A simple explanation of how I created a Streamlit Web Application

April 30, 2024 | 13 Minute Read


Creating a Streamlit Web App

This post will explore the creation of a Streamlit Web Application. Streamlit is a very intuitive tool to build and deploy data applications as simply as possible.

Cover image source: koombea

Introduction

Streamlit is a free and open-source framework designed to quickly build and share data web applications. What is a web application, you might ask? From TechTarget, a web application is an interactive program stored on a remote server that is delivered over the internet through a browser interface.
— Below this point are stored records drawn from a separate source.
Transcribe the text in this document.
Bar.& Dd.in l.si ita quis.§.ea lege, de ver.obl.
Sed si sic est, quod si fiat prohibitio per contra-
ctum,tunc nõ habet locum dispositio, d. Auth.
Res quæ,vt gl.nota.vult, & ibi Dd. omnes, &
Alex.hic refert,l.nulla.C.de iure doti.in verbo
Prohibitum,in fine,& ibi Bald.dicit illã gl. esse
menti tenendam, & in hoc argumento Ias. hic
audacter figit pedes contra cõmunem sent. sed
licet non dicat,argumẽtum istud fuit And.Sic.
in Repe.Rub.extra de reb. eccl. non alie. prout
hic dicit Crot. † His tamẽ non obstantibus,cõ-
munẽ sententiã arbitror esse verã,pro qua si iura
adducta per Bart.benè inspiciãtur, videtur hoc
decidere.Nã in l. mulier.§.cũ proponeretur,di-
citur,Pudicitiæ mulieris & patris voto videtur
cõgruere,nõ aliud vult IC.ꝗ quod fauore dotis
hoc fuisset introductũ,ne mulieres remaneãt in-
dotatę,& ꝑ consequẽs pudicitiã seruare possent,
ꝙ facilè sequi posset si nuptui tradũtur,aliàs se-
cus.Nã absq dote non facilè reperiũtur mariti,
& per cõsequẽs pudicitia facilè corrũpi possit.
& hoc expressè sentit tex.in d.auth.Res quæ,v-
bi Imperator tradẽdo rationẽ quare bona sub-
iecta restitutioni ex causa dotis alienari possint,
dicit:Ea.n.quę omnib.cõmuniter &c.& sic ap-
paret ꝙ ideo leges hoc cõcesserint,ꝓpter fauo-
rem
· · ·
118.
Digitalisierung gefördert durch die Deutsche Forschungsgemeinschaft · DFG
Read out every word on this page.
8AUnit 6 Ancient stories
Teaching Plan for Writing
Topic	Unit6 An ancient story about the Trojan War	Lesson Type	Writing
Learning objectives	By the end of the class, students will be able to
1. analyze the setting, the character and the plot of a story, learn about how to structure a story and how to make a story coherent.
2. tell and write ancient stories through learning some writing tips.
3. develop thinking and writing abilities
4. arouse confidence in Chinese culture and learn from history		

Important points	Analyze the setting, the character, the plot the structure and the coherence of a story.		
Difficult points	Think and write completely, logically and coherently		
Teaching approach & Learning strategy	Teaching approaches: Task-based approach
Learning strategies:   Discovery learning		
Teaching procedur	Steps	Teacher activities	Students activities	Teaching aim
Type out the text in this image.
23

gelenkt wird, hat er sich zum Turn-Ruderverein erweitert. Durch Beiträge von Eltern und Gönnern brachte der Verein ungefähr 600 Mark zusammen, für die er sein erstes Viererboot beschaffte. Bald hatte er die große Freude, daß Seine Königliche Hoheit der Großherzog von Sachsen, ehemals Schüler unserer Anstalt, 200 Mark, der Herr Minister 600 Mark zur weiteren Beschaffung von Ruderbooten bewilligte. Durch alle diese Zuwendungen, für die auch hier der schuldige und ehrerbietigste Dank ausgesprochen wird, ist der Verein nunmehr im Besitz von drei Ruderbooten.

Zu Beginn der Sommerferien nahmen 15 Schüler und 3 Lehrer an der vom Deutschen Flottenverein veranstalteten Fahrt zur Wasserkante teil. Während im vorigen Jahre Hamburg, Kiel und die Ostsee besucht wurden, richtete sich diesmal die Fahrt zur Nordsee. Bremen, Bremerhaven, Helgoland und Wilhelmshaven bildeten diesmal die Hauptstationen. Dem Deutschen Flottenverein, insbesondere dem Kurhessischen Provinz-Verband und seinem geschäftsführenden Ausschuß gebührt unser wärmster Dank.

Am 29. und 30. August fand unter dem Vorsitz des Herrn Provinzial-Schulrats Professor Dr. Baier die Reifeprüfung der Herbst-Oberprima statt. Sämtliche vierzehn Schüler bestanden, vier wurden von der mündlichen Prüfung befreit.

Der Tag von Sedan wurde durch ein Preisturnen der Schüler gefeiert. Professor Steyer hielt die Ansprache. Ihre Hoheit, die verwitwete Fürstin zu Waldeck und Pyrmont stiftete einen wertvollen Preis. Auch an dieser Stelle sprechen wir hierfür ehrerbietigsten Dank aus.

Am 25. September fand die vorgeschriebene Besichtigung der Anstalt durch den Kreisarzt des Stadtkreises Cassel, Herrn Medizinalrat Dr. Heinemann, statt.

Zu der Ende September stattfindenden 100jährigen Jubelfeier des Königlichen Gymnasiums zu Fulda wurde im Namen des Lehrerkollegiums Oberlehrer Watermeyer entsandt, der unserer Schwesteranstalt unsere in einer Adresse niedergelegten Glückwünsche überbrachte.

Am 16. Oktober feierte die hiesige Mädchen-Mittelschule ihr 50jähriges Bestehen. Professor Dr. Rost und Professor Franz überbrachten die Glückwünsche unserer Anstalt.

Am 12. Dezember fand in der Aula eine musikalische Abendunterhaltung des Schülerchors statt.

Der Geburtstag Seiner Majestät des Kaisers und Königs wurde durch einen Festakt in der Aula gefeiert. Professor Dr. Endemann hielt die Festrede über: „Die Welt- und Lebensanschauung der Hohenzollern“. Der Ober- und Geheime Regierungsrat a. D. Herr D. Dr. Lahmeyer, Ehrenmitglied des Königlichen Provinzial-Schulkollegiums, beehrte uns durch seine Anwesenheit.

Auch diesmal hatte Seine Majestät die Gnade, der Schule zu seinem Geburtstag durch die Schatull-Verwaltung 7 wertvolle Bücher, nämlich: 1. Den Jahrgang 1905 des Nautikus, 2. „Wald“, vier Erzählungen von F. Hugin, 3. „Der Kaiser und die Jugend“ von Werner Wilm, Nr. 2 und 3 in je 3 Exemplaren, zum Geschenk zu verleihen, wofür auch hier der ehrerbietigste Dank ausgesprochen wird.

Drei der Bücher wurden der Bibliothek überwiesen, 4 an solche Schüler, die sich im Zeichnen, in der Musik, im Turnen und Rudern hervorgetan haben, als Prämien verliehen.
Streamlit is an open-source framework for deploying web apps
Image Source: Analytics Vidhya

The best thing about Streamlit is that it requires less code than other web app tools. In fact, it is such little code that you can have your app up and running within minutes! After reading this blog post, you can have a working web app to display whatever kind of information you want.

Documentation

To kick things off, what will be of most help in building your own web app is the documentation that Streamlit already provides. While I will be going into some specific options that I used in my own Streamlit App, the Documentation supplies everything else you may desire.

Essentials

As stated previously, Streamlit is extremely simple and quick to use, but there still are a few things that you need to know before getting started.

The first is that Streamlit uses Python. Chances are you’re already quite familiar with Python if you’re reading this blog post, but if not, here is a great tutorial video from Programming with Mosh (the rest of the videos on his profile are also excellent).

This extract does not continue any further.